Camping at Bate's Well.  The NPS tore all this down.

Structure at Bate's Well.

Stock ramp at Bate's Well with lost canteen.

Kathleen at the ranch at Bate's Well.  Note plaque to right of door.

Delapidated windmill at Bate's Well.

Prickly Pear flowers.

Ocotillo in bloom.

Brothers in arms.


Pencil Cholla in bloom.

Organ pipe cactus with Palo Verde in bloom.

Sahauro in bloom.

Desert flora.

Prickley Pear flower.

Note the bees to the right of the sahauro flowers.

Pin Cushion cactus.

Bomb tail fins on Goldwater Bombing Range, on the Camino del Diablo.  This has since been removed.

Sandy part of the trail in the Cabeza Prieta Wildlife Refuge.

Death on the Camino. This is one of several graves visible from the trail. This one, however, is unmarked.

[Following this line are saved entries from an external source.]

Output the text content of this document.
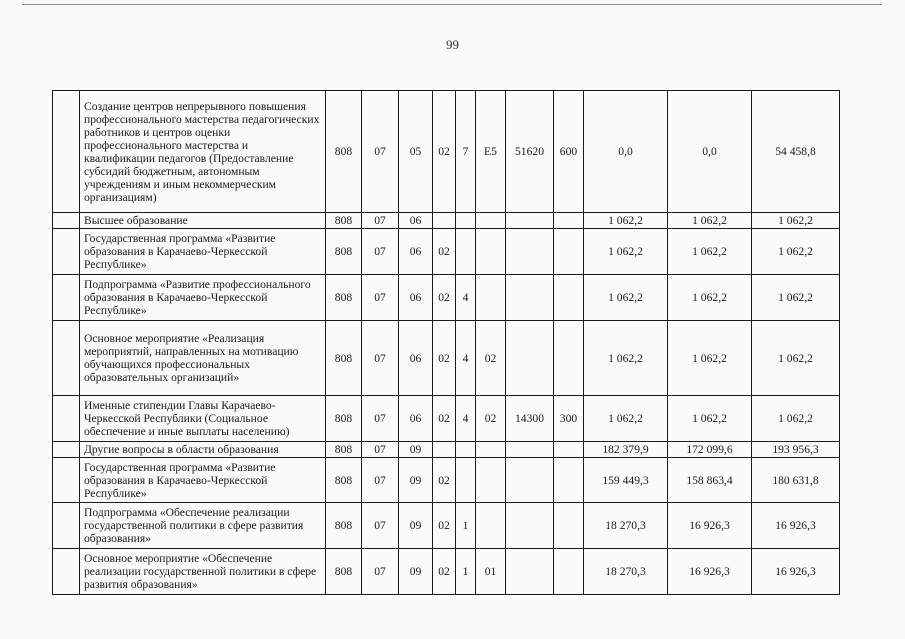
99
	Создание центров непрерывного повышения профессионального мастерства педагогических работников и центров оценки профессионального мастерства и квалификации педагогов (Предоставление субсидий бюджетным, автономным учреждениям и иным некоммерческим организациям)	808	07	05	02	7	E5	51620	600	0,0	0,0	54 458,8
	Высшее образование	808	07	06						1 062,2	1 062,2	1 062,2
	Государственная программа «Развитие образования в Карачаево-Черкесской Республике»	808	07	06	02					1 062,2	1 062,2	1 062,2
	Подпрограмма «Развитие профессионального образования в Карачаево-Черкесской Республике»	808	07	06	02	4				1 062,2	1 062,2	1 062,2
	Основное мероприятие «Реализация мероприятий, направленных на мотивацию обучающихся профессиональных образовательных организаций»	808	07	06	02	4	02			1 062,2	1 062,2	1 062,2
	Именные стипендии Главы Карачаево-Черкесской Республики (Социальное обеспечение и иные выплаты населению)	808	07	06	02	4	02	14300	300	1 062,2	1 062,2	1 062,2
	Другие вопросы в области образования	808	07	09						182 379,9	172 099,6	193 956,3
	Государственная программа «Развитие образования в Карачаево-Черкесской Республике»	808	07	09	02					159 449,3	158 863,4	180 631,8
	Подпрограмма «Обеспечение реализации государственной политики в сфере развития образования»	808	07	09	02	1				18 270,3	16 926,3	16 926,3
	Основное мероприятие «Обеспечение реализации государственной политики в сфере развития образования»	808	07	09	02	1	01			18 270,3	16 926,3	16 926,3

Sandy is walking toward a second grave. The pile of stones left of center is the monument. This is close to Los Pinacates vocanic crater in Sonora, Mexico.  Note cinder cone on right.

Part of the label on the second grave. The label is too big to be taken in in one photo

Second part of the name. Looks like NAMEER 1871.

The Camino del Diablo got it's name for a reason.

Palo Verde in full bloom.

A sahauro covered with vines. Very unusual

Ocotillo with bright red blooms.

Brittle bush at foot of ocotillo.

The tire was at least 20' off the ground. So either the tire was very old and the sahuaro grew to that height or it was placed there by someone in a large vehicle. There were no tracks on the ground, but that is inconclusive.

Nest of a very large bird, probably an aguilla (eagle).

Big trouble in the bushes. He was ready for us, so we afforded him wide berth.